Octavio Paz definió, sin decirlo expresamente, al ser humano como un mono gramático, un simio que había llegado a inventar la escritura. Sin pretender una ampliación de aquel memorable texto ¿podríamos definirnos los humanos como unos monos melódicos, simios que inventamos la música? Nos armonizaríamos con las teorías evolucionistas y progresistas que florecieron en Europa a cargo de Comte, Darwin, Spencer y Marx, al mismo tiempo que la música wagneriana.
¿Se puede explicar el desarrollo evolutivo de la música en el sentido de una complejización creciente de la armonía tonal que desagua en la atonalidad? Algunos teóricos de lo contemporáneo, como Theodor W. Adorno, contestarían que sí, que hay avance y retroceso, revolución y regresión en el arte.
Los cromatismos de Wagner, que diluyen a menudo la idea misma de tonalidad, están en el centro del debate. ¿En qué tono está el acorde tristanesco? ¿Pueden considerarse atonales algunos momentos parsifalianos? Bien, pero ya Gesualdo da Venosa, en pleno barroco, a la vez que Bach construía las tonalidades modernas siguiendo a Vivaldi, se hartó de cromatizar y luego vino la diafanidad armónica del Setecientos. Quizá Schönberg estaba convencido de ser un mono melodioso al cual la Naturaleza le había confiado la misión de llegar, evolucionando como un primate, al dodecafonismo. En tal caso, Sibelius, el Strauss de Ariadna en Naxos y El burgués gentilhombre, el Stravinski de Juego de cartas y Pulcinella, Poulenc y Manuel de Falla, habrían involucionado hacia los que podríamos llamar homínidos melódicos, abandonando la sala de conciertos por la cueva de Atapuerca.
¿Es cualquier alumno de armonía, capaz de redactar ejercicios atonales, más moderno que todos esos maestros? ¿Es más moderno Stravinski que Stravinski cuando compone La consagración de la primavera que cuando lo hace con La carrera del libertino?
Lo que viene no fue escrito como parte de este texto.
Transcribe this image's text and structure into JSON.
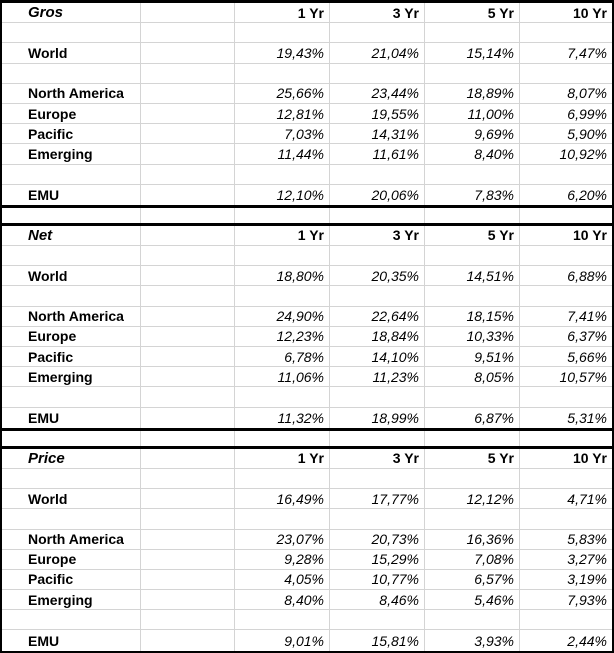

Para reducir al absurdo: si aplicáramos las monerías progresistas a la historia de la música, Mozart y Haydn habrían retrogradado respecto a Gesualdo. Ahí queda eso, con el mono melódico. Según la vulgar cancioncilla porteña del siglo pasado, debida al ingenio de Chico Novarro, balanceándose en la rama y comiéndose una banana.